One simple and valuable tool to have up front is some kind of boot disk, either a Windows
startup boot disk from the original software package, or a recent DOS boot or setup disk. I
keep a set of DOS 6.22 setup diskettes in my toolkit, since the first disk has an extremely
important tool: fdisk. (We run a completely NT shop at my company.) My first inclination would
be to open the system and peek at the cabling. PC ribbon cables are notorious for wiggling free
from drive connectors, or, even worse, not being installed securely in the first place. Even the
mild vibrations from a power supply fan or even moving a CPU case just a few feet could
possibly work the cable off the connector enough to give errors. Eliminate that right off the
bat. The next thing to do would be to reboot the system, get into the CMOS or BIOS settings,
and reset the BIOS for an automatic setup of the drive (this also assumes IDE drives).
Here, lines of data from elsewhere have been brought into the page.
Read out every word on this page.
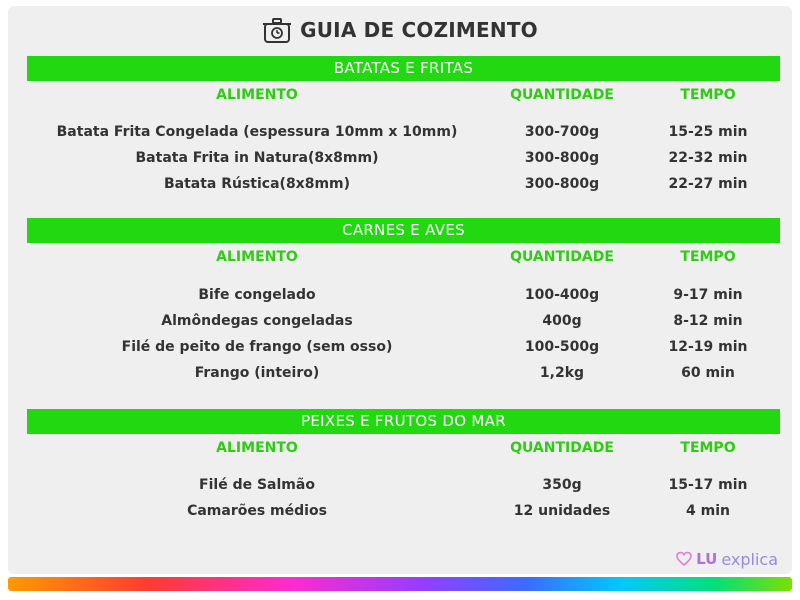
GUIA DE COZIMENTO
BATATAS E FRITAS
ALIMENTO	QUANTIDADE	TEMPO
Batata Frita Congelada (espessura 10mm x 10mm)	300-700g	15-25 min
Batata Frita in Natura(8x8mm)	300-800g	22-32 min
Batata Rústica(8x8mm)	300-800g	22-27 min
CARNES E AVES
ALIMENTO	QUANTIDADE	TEMPO
Bife congelado	100-400g	9-17 min
Almôndegas congeladas	400g	8-12 min
Filé de peito de frango (sem osso)	100-500g	12-19 min
Frango (inteiro)	1,2kg	60 min
PEIXES E FRUTOS DO MAR
ALIMENTO	QUANTIDADE	TEMPO
Filé de Salmão	350g	15-17 min
Camarões médios	12 unidades	4 min
LU explica
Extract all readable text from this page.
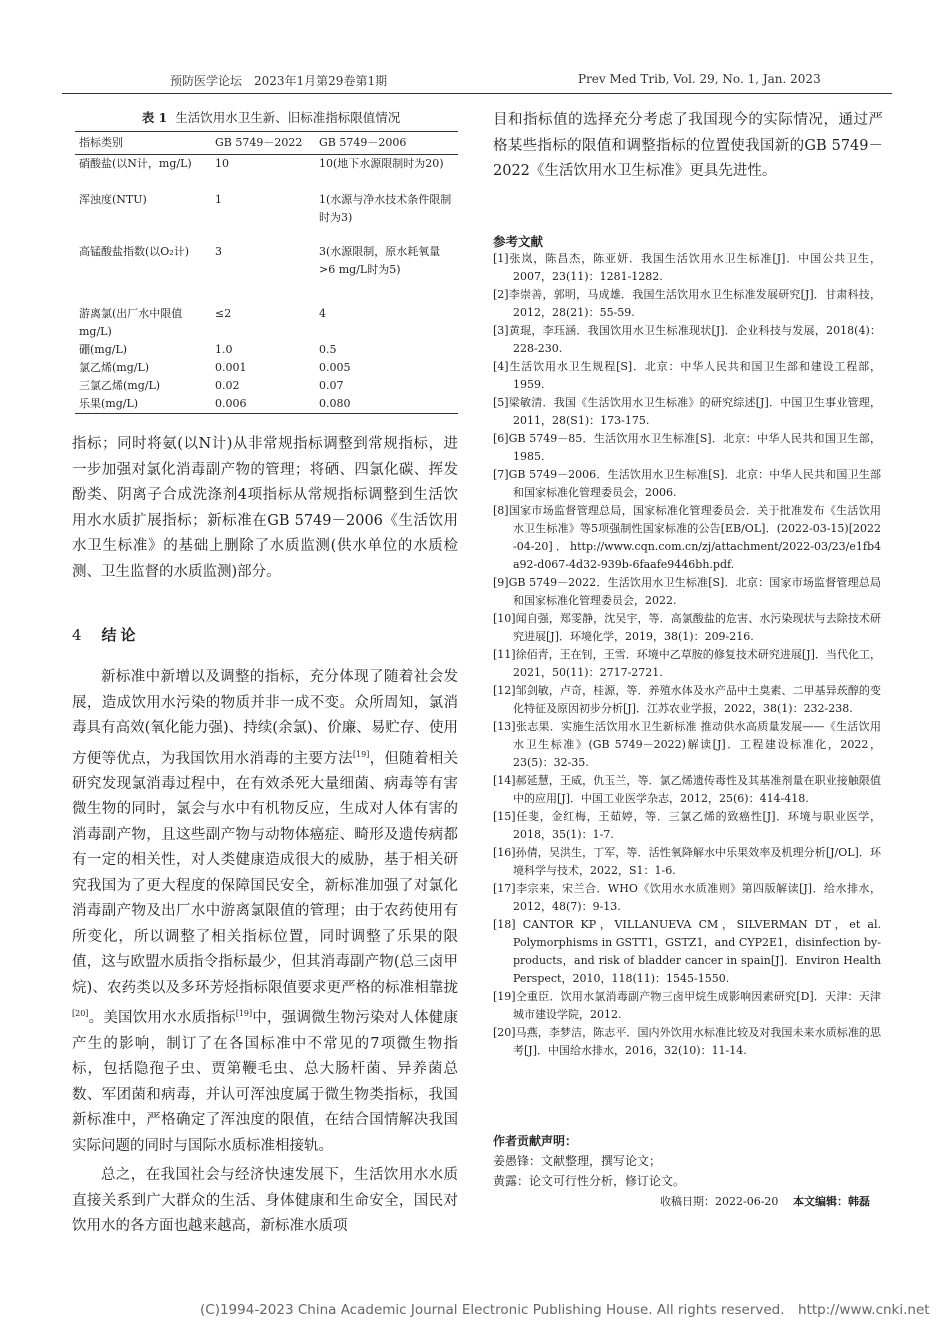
预防医学论坛　2023年1月第29卷第1期	Prev Med Trib, Vol. 29, No. 1, Jan. 2023
表 1 生活饮用水卫生新、旧标准指标限值情况
指标类别	GB 5749－2022	GB 5749－2006
硝酸盐(以N计，mg/L)	10	10(地下水源限制时为20)
浑浊度(NTU)	1	1(水源与净水技术条件限制时为3)
高锰酸盐指数(以O₂计)	3	3(水源限制，原水耗氧量>6 mg/L时为5)
游离氯(出厂水中限值 mg/L)	≤2	4
硼(mg/L)	1.0	0.5
氯乙烯(mg/L)	0.001	0.005
三氯乙烯(mg/L)	0.02	0.07
乐果(mg/L)	0.006	0.080
指标；同时将氨(以N计)从非常规指标调整到常规指标，进一步加强对氯化消毒副产物的管理；将硒、四氯化碳、挥发酚类、阴离子合成洗涤剂4项指标从常规指标调整到生活饮用水水质扩展指标；新标准在GB 5749－2006《生活饮用水卫生标准》的基础上删除了水质监测(供水单位的水质检测、卫生监督的水质监测)部分。
4 结论
新标准中新增以及调整的指标，充分体现了随着社会发展，造成饮用水污染的物质并非一成不变。众所周知，氯消毒具有高效(氧化能力强)、持续(余氯)、价廉、易贮存、使用方便等优点，为我国饮用水消毒的主要方法[19]，但随着相关研究发现氯消毒过程中，在有效杀死大量细菌、病毒等有害微生物的同时，氯会与水中有机物反应，生成对人体有害的消毒副产物，且这些副产物与动物体癌症、畸形及遗传病都有一定的相关性，对人类健康造成很大的威胁，基于相关研究我国为了更大程度的保障国民安全，新标准加强了对氯化消毒副产物及出厂水中游离氯限值的管理；由于农药使用有所变化，所以调整了相关指标位置，同时调整了乐果的限值，这与欧盟水质指令指标最少，但其消毒副产物(总三卤甲烷)、农药类以及多环芳烃指标限值要求更严格的标准相靠拢[20]。美国饮用水水质指标[19]中，强调微生物污染对人体健康产生的影响，制订了在各国标准中不常见的7项微生物指标，包括隐孢子虫、贾第鞭毛虫、总大肠杆菌、异养菌总数、军团菌和病毒，并认可浑浊度属于微生物类指标，我国新标准中，严格确定了浑浊度的限值，在结合国情解决我国实际问题的同时与国际水质标准相接轨。
总之，在我国社会与经济快速发展下，生活饮用水水质直接关系到广大群众的生活、身体健康和生命安全，国民对饮用水的各方面也越来越高，新标准水质项
目和指标值的选择充分考虑了我国现今的实际情况，通过严格某些指标的限值和调整指标的位置使我国新的GB 5749－2022《生活饮用水卫生标准》更具先进性。
参考文献
[1]张岚，陈昌杰，陈亚妍．我国生活饮用水卫生标准[J]．中国公共卫生，2007，23(11)：1281-1282.
[2]李崇善，郭明，马成雄．我国生活饮用水卫生标准发展研究[J]．甘肃科技，2012，28(21)：55-59.
[3]黄琨，李珏涵．我国饮用水卫生标准现状[J]．企业科技与发展，2018(4)：228-230.
[4]生活饮用水卫生规程[S]．北京：中华人民共和国卫生部和建设工程部，1959.
[5]梁敏清．我国《生活饮用水卫生标准》的研究综述[J]．中国卫生事业管理，2011，28(S1)：173-175.
[6]GB 5749－85．生活饮用水卫生标准[S]．北京：中华人民共和国卫生部，1985.
[7]GB 5749－2006．生活饮用水卫生标准[S]．北京：中华人民共和国卫生部和国家标准化管理委员会，2006.
[8]国家市场监督管理总局，国家标准化管理委员会．关于批准发布《生活饮用水卫生标准》等5项强制性国家标准的公告[EB/OL]．(2022-03-15)[2022-04-20]．http://www.cqn.com.cn/zj/attachment/2022-03/23/e1fb4a92-d067-4d32-939b-6faafe9446bh.pdf.
[9]GB 5749－2022．生活饮用水卫生标准[S]．北京：国家市场监督管理总局和国家标准化管理委员会，2022.
[10]闻自强，郑雯静，沈吴宇，等．高氯酸盐的危害、水污染现状与去除技术研究进展[J]．环境化学，2019，38(1)：209-216.
[11]徐佰青，王在钊，王雪．环境中乙草胺的修复技术研究进展[J]．当代化工，2021，50(11)：2717-2721.
[12]邹剑敏，卢奇，桂源，等．养殖水体及水产品中土臭素、二甲基异莰醇的变化特征及原因初步分析[J]．江苏农业学报，2022，38(1)：232-238.
[13]张志果．实施生活饮用水卫生新标准 推动供水高质量发展——《生活饮用水卫生标准》(GB 5749－2022)解读[J]．工程建设标准化，2022，23(5)：32-35.
[14]郝延慧，王威，仇玉兰，等．氯乙烯遗传毒性及其基准剂量在职业接触限值中的应用[J]．中国工业医学杂志，2012，25(6)：414-418.
[15]任斐，金红梅，王茹婷，等．三氯乙烯的致癌性[J]．环境与职业医学，2018，35(1)：1-7.
[16]孙倩，吴洪生，丁军，等．活性氧降解水中乐果效率及机理分析[J/OL]．环境科学与技术，2022，S1：1-6.
[17]李宗来，宋兰合．WHO《饮用水水质准则》第四版解读[J]．给水排水，2012，48(7)：9-13.
[18] CANTOR KP，VILLANUEVA CM，SILVERMAN DT，et al. Polymorphisms in GSTT1，GSTZ1，and CYP2E1，disinfection by-products，and risk of bladder cancer in spain[J]．Environ Health Perspect，2010，118(11)：1545-1550.
[19]仝重臣．饮用水氯消毒副产物三卤甲烷生成影响因素研究[D]．天津：天津城市建设学院，2012.
[20]马燕，李梦洁，陈志平．国内外饮用水标准比较及对我国未来水质标准的思考[J]．中国给水排水，2016，32(10)：11-14.
作者贡献声明：
姜愚锋：文献整理，撰写论文；
黄露：论文可行性分析，修订论文。
收稿日期：2022-06-20 本文编辑：韩磊
(C)1994-2023 China Academic Journal Electronic Publishing House. All rights reserved.　http://www.cnki.net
Many
modern BIOS setups have a utility that scans and sets IDE drive settings. This would be helpful
to get the hardware synched up
properly. Make sure the system correctly detects the drive. This should be apparent on the
information screens that appear when the system reboots. If the hardware still can't detect the
operating system, one of two things might be wrong. Either the Master Boot Record on the
hard disk is corrupt or damaged, or the system is attempting to boot to a partition that isn't
bootable. This is where fdisk helps (no matter what operating system you use). At this point, I
would reboot the system using the DOS boot diskette. The Microsoft DOS 6.X setup diskette
allows you to boot to the first setup screen, then press F3 to exit to a prompt. Fdisk is located
on that first setup diskette. From the A: prompt, start fdisk and have a look at what the
current partition settings are. The first thing to look for is to see if there are multiple partitions,
and if so, which one is active. If the C: partition is not labeled active, use fdisk to set it to
active and try rebooting. If that fails, the Master Boot Record on the boot partition may be
corrupted. Reboot to the DOS diskette, and at the A: prompt, invoke the fdisk command using
the /MBR switch. This won't start fdisk, but it will rewrite the Master Boot Record and may
allow you to boot the system back to the hard disk partition. I've done this a number of times
on systems running Windows 95/98, Windows NT, Linux, and OS/2.